Biutiful – Mexico/Spain
This was the only Latin American film to make it into the Best Foreign Film category this year and it ended up being pipped to the post by Denmark’s In a Better World. Biutiful is the work of Mexican director Alejandro González Iñárritu (Amores Perros, Babel) and stars Javier Bardem as a cancer-ridden street hustler in Barcelona. Bardem’s performance has been widely praised and earnt him a nomination for the Best Actor award.
Waste Land – Brazil/UK
With all the talk of The Social Network versus The King’s Speech in the run up to the awards, it was easy to overlook the documentary category. Waste Land, one of this year’s nominees, is a moving tale of Jardim Gramacho, a trash dump in the outskirts of Rio, and the people who make their living scavenging from it. The documentary shows what happens when renowned artist Vik Muniz decides to turn the rubbish tip into his canvas.
Carancho – Argentina
This was Argentina’s entry to the Best Foreign Film category. It seems they were hoping leading-man Darin would do it for them again. Unfortunately, Carancho (Vulture) didn’t make the Academy’s shortlist, but it’s an interest concept. It tells the dark story of a dastardly ambulance chaser, who hangs out at accident scenes touting for business for his legal firm.

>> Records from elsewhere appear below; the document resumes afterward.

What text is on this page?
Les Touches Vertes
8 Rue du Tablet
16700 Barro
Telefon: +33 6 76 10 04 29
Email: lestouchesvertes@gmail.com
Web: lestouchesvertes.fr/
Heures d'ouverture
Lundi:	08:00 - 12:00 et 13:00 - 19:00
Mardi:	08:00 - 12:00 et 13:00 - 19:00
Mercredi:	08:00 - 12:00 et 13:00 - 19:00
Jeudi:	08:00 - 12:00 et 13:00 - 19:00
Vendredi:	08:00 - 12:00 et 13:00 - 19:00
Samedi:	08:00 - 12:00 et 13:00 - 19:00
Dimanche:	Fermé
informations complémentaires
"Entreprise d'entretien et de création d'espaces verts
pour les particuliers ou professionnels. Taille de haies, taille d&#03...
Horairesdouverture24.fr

Tambien La Lluvia/Even the Rain – Spain/Bolivia
This one was one step ahead of the Argentine entry as it made the Academy’s longlist Best Foreign Film. Unfortunately, it didn’t then make it through to the final five. It’s a film-within-a-film concept that sees Gael Garcia Bernal staring as a Spanish filmmaker using Bolivia as the location for his drama about Christopher Columbus battling the indians. He casts a Bolivian as a rebellious leader of the natives, only to find current times mirroring history as the exploited extra gets embroiled in the country’s 2000 water protests. The Bolivian actor – who lives in El Alto, one of the poorest city’s in South America – was nominated in the Spanish Goya Awards as Best New Actor.

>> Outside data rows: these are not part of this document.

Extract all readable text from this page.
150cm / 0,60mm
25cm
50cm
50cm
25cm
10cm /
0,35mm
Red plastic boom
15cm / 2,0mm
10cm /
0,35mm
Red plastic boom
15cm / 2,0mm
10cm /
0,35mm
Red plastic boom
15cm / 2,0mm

Ok, this one has nothing to do with the Oscars and probably never will, but it’s intriguing, so I’m slotting it in. One year after Chile’s major 8.8 earthquake, this dramatic interpretation of events has just been released. It’s called 03:34, because that is the time the quake struck. A cash-in? Well, if it is, the money is going to the right place: profits will go into rebuilding schools destroyed in the disaster.